Books

How Christian was Meister Eckhart?

The eccentric preacher's ideas hover between God's absolute otherness and God's self-revelation in Christ.

I met Meister Eckhart in my midtwenties, by chance, as we say. I’d come across a passing reference to an old book on the Friends of God, a small reform movement that began in the 14th century (one of many in the Catholic Church at that time) in the Rhineland, inspired by Eckhart’s teaching. The book was available from a scholarly reprint house, and—as was the custom pre-Amazon—I special-ordered it, waited a couple of months, and devoured it when it finally arrived. The book itself was rather dry and sober, but it riveted my attention. What kept me reading, above all, was the emotion I felt when I first saw the phrase “Friends of God.”

As historian Joel Harrington is eager to emphasize in his breezy biography of Eckhart, many people from wildly diverse backgrounds could testify to similar encounters with the medieval teacher. “Millions of Roman Catholics and other Christians have claimed the rehabilitated preacher as one of their own, not to mention many Zen Bud­dhists, Sufi Muslims, Advaita Vedanta Hindus, Jewish Cabbalists, and a wide variety of other seekers who describe themselves as spiritual but not religious.” By this point—even before Harrington has added that “John Cage and John Adams have each written musical works inspired by the teachings of Meister Eckhart”—you will have gathered that this biography is not written primarily for those millions who (like me) read Eck­hart as an incorrigibly Christian teacher.
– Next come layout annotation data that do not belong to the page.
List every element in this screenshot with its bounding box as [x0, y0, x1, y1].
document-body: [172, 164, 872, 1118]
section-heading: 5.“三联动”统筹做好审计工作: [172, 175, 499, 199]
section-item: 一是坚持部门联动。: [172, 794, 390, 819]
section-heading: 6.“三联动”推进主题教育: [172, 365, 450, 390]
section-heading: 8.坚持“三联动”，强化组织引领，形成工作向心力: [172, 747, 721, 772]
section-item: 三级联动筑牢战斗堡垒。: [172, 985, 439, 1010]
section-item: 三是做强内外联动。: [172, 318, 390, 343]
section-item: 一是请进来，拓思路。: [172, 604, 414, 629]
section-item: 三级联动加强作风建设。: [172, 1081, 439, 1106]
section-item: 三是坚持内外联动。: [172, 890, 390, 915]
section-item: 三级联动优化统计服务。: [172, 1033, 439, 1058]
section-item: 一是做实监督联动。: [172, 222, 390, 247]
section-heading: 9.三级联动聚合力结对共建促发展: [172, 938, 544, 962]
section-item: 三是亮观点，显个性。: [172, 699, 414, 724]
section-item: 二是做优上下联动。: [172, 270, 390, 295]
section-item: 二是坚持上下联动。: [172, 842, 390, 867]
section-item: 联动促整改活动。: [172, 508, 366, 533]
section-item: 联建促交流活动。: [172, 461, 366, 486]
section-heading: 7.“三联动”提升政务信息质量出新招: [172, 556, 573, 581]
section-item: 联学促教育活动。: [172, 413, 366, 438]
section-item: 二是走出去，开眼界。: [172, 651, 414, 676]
Harrington frankly acknowledges how little we know about Eckhart beyond the bare outlines of his life. But the biographer fills in the gaps by colorfully evoking the time (he surprises us by labeling the span of Eckhart’s life, roughly 1260 to 1328, an era of rampant “consumerism”) and the social background (minor nobility). Around the age of 15, Eckhart began his novitiate at the Dominican cloister in Erfurt, in what is today central Germany, about 30 miles from the hamlet where he was born.